Se acercó un hombre, vestido con pantalones grises y camisa de manga corta, rodeado por un pequeño séquito. El coronel se cuadró.

– Su Santidad Alejandro IX -dijo como presentación.

El Papa sonrió.

– Bienvenido a la Tierra, Jaime. Coronel, puede suspender la vigilancia sobre estos hombres -dijo Enrique Kramer.

Una vez a solas, Kramer simplemente dijo:

– Así que… habéis vuelto. Al fin.

Casanova asintió.

– La verdad es que la bienvenida no ha sido demasiado cálida.

– ¿Qué esperabas? Recientemente hemos tenido algunos problemas con Monstruos llegados del Espacio Exterior. Nos hemos vuelto muy cuidadosos con lo alienígeno. Pensé que lo sabíais.

– Algo he oído.

– Ésa es la frase más modesta que te he oído decir en mi vida.

Kramer guió a Casanova al interior del enorme cóptero. Descubrió con sorpresa que la bodega de carga del aparato había sido transformada en una oficina.

Kramer cerró la puerta tras él y se sentó a su mesa. Aquel lugar parecía una cancillería, atiborrada con terminales, impresoras, fax, teléfonos, fotocopiadoras, equipos de imagen virtual…

– Estás en mi puesto móvil de mando -explicó Kramer-. Mi oficina ambulante. En los tiempos que corren, hay mucho que organizar y poco tiempo.

Al menos una docena de teléfonos tenían luces encendidas.

– ¿Puedo preguntar cómo…? -dijo Casanova.

– ¿He llegado aquí? Bueno, era uno de los pocos cardenales que quedaron tras el Exterminio… no había muchos donde elegir.

– Comprendo.

– No, no comprendes -dijo Kramer-. No hubo una elección por otros cardenales.
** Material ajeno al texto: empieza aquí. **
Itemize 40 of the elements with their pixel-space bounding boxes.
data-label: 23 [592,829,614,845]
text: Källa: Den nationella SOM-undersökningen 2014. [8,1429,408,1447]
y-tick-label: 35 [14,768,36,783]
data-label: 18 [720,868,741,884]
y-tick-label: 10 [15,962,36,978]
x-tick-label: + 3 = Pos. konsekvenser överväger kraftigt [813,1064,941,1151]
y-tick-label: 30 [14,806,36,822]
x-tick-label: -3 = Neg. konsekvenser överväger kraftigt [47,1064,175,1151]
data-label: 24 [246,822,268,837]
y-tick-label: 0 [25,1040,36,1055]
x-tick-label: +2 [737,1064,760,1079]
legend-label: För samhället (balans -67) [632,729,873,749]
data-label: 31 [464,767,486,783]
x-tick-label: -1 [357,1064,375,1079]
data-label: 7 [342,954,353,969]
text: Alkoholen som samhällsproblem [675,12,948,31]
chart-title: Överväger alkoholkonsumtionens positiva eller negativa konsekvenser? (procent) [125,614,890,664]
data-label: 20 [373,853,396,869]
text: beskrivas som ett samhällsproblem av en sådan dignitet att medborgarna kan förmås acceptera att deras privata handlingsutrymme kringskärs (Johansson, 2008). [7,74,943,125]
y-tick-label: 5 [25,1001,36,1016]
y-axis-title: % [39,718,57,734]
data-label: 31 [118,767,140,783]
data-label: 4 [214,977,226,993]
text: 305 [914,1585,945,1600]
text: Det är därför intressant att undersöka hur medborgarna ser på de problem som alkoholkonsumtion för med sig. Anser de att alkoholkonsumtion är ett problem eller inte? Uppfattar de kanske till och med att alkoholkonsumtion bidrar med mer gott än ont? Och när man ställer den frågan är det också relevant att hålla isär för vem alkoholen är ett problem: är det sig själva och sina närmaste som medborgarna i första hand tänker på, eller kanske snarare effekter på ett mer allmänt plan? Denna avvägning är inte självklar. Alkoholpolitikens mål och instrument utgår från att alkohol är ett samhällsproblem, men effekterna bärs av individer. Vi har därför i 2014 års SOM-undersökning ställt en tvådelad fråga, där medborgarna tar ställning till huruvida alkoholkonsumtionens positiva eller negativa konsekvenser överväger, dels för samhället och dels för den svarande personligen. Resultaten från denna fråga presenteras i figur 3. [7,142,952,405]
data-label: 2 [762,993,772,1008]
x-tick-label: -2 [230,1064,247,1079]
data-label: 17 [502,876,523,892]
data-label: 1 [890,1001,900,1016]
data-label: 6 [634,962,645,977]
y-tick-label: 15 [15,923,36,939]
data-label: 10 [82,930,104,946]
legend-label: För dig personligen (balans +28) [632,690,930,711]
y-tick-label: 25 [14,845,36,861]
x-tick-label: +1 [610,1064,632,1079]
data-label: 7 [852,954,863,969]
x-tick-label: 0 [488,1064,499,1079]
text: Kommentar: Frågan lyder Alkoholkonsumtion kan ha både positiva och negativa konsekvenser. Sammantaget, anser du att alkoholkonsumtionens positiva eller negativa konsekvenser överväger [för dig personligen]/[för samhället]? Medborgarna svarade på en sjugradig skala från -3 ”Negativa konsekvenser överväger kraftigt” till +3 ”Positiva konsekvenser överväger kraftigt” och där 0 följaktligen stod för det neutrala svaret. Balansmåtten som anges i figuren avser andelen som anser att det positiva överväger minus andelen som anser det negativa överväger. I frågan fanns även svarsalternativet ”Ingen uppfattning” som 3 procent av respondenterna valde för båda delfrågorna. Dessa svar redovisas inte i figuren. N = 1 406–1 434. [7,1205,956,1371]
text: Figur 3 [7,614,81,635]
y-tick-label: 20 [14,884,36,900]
Me eligió un consejo ecuménico de obispos.

– Eso no es lo establecido por la tradición eclesiástica.

Kramer se encogió de hombros.

– Para empezar, no quedaban cardenales ni para llenar un taxi. Así que les dije: no podemos decidir el futuro de la Iglesia. Debemos recurrir a una base más amplia. Tan pronto como logramos restablecer las comunicaciones, reunimos a todos los obispos que pudimos, y les dijimos que los sucesores de los apóstoles eran ellos y que la decisión era suya.

– Y decidieron elegirte a ti -dijo Casanova-; quiero decir, a Su…

– Oh, está bien, dejemos el protocolo de lado -sonrió-. Me pone nervioso que se dirijan a mí en tercera persona. Siempre pienso que hablan de otro.

– De acuerdo.

– Y… vamos al asunto. ¿Dónde habéis estado escondidos estos últimos años? -preguntó Kramer. La pregunta estaba hecha en forma juguetona, pero Casanova percibió el acero bajo la seda.

– Hemos tenido mucho trabajo transformando a Marte en una colonia viable.

– Y ahora os habéis acordado de nosotros. ¿Te imaginas lo que fue mi situación aquí? Me enviaste para ayudar a los terrestres, y luego nos olvidasteis. Hubo momentos en que los terrestres odiaban todo lo relacionado con Marte. Incluso temí por mi vida.